I had my own room because there were so few novices, let alone girls. The room they'd given me was small and plain, with a twin bed and a desk with a computer. My few belongings had been spirited out of Portland and now sat in boxes around the room. I rummaged through them, pulling out a T-shirt to sleep in. I found a couple of pictures as I did, one of Lissa and me at a football game in Portland and another taken when I'd gone on vacation with her family, a year before the accident.

I set them on my desk and booted up the computer. Someone from tech support had helpfully given me a sheet with instructions for renewing my e-mail account and setting up a password. I did both, happy to discover no one had realized that this would serve as a way for me to communicate with Lissa. Too tired to write to her now, I was about to turn everything off when I noticed I already had a message. From Janine Hathaway. It was short:

I'm glad you're back. What you did was inexcusable.

"Love you too, Mom," I muttered, shutting it all down.

When I went to bed afterward, I passed out before even hitting the pillow, and just as Dimitri had predicted, I felt ten times worse when I woke up the next morning. Lying there in bed, I reconsidered the perks of running away. Then I remembered getting my ass kicked and figured the only way to prevent that from happening again was to go endure some more of it this morning.

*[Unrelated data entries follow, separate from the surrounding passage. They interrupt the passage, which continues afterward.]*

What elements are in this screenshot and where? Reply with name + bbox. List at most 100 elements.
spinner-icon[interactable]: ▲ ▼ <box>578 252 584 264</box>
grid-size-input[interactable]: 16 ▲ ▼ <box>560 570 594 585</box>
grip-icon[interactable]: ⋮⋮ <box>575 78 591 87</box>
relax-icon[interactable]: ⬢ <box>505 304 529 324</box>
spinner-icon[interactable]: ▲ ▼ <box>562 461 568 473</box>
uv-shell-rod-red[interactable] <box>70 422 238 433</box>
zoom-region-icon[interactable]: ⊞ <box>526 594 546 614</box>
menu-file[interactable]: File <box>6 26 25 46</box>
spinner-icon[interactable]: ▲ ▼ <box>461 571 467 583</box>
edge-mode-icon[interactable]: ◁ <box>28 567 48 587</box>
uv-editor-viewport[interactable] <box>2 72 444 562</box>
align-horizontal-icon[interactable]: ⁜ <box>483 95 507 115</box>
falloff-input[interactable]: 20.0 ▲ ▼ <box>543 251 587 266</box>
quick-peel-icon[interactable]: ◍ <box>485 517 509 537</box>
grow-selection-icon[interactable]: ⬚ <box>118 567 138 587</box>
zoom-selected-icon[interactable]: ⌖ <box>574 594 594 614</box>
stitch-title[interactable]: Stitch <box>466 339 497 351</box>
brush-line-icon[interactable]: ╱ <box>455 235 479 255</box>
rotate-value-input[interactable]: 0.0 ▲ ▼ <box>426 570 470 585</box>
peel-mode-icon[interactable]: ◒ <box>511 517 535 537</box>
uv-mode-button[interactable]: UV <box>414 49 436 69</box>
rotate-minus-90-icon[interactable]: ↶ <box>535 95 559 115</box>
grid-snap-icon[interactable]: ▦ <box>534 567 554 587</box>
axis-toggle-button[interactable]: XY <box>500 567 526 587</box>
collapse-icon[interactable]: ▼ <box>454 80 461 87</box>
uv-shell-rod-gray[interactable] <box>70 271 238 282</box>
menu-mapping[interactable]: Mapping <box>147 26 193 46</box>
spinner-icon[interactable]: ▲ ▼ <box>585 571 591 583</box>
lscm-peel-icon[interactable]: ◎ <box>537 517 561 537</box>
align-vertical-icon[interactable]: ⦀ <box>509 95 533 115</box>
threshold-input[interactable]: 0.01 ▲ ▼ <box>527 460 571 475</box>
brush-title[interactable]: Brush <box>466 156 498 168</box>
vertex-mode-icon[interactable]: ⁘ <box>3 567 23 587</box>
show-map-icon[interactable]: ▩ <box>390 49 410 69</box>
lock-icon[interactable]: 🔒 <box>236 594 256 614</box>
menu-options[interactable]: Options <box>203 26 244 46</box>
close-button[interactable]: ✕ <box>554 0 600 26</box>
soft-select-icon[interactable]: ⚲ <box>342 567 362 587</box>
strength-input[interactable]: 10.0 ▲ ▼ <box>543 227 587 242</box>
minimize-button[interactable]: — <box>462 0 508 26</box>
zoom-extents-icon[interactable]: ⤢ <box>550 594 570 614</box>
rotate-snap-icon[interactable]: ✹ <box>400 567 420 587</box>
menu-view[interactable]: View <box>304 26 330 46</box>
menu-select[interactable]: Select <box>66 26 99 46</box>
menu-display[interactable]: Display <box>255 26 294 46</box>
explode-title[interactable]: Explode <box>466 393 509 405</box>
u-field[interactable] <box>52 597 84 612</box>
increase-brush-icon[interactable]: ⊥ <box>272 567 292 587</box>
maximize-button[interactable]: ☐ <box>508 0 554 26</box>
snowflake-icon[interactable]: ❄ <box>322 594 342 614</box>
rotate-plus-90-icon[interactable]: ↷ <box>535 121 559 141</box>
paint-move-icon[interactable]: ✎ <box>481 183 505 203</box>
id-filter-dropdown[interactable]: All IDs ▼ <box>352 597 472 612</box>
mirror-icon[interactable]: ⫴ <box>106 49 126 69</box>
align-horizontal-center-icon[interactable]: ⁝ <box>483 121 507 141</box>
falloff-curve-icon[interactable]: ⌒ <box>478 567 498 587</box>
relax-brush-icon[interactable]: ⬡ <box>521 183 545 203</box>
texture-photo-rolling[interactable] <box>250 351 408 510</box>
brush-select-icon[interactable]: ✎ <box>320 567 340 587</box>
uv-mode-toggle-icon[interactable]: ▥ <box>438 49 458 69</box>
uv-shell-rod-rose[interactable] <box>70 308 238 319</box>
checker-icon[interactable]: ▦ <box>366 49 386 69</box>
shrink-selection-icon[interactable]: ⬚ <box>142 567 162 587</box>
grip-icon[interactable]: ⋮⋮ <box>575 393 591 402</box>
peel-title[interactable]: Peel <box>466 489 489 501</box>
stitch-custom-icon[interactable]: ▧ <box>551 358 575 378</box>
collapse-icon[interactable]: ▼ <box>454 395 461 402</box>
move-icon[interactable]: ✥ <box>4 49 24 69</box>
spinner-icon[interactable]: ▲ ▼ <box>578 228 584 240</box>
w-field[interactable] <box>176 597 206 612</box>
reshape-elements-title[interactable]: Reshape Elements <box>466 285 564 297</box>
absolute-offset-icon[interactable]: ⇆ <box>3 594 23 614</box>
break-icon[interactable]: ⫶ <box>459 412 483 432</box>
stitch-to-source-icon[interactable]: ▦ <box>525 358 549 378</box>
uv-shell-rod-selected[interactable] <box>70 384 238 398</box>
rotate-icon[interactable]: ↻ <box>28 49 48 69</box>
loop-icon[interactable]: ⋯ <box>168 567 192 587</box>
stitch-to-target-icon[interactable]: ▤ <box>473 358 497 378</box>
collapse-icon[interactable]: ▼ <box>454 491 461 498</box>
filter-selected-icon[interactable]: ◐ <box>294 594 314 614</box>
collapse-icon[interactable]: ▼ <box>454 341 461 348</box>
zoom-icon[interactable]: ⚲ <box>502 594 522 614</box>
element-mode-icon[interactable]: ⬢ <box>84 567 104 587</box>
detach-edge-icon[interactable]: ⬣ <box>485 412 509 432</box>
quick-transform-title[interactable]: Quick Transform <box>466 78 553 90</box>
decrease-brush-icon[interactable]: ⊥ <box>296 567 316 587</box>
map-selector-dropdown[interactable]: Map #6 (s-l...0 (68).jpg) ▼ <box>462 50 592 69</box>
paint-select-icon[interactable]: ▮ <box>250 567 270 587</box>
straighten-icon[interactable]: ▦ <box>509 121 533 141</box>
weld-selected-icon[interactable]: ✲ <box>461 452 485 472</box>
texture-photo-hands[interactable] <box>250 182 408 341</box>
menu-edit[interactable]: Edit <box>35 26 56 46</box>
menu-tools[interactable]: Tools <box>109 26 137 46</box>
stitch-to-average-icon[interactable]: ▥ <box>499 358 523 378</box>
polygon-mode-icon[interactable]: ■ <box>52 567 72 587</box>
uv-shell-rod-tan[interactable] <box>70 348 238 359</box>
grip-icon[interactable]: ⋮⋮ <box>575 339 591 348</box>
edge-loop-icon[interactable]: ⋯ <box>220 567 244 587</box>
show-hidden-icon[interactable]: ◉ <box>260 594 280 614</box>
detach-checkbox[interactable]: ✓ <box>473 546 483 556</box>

My soreness made it all that much worse, but I survived the before-school practice with Dimitri and my subsequent classes without passing out or fainting.

At lunch, I dragged Lissa away from Natalie's table early and gave her a Kirova-worthy lecture about Christian - particularly chastising her for letting him know about our blood arrangement. If that got out, it'd kill both of us socially and I didn't trust him not to tell.

Lissa had other concerns.

"You were in my head again?" she exclaimed. "For that long?"

"I didn't do it on purpose," I argued. "It just happened. And that's not the point. How long did you hang out with him afterward?"

"Not that long. It was kind of...fun."

"Well, you can't do it again. If people find out you're hanging out with him, they'll crucify you." I eyed her warily. "You aren't, like, into him, are you?"

She scoffed. "No. Of course not.

"Good. Because if you're going to go after a guy, steal Aaron back." He was boring, yes, but safe. Just like Natalie. How come all the harmless people were so lame? Maybe that was the definition of safe.

She laughed. "Mia would claw my eyes out."

"We can take her. Besides, he deserves someone who doesn't shop at Gap Kids."

"Rose, you've got to stop saying things like that."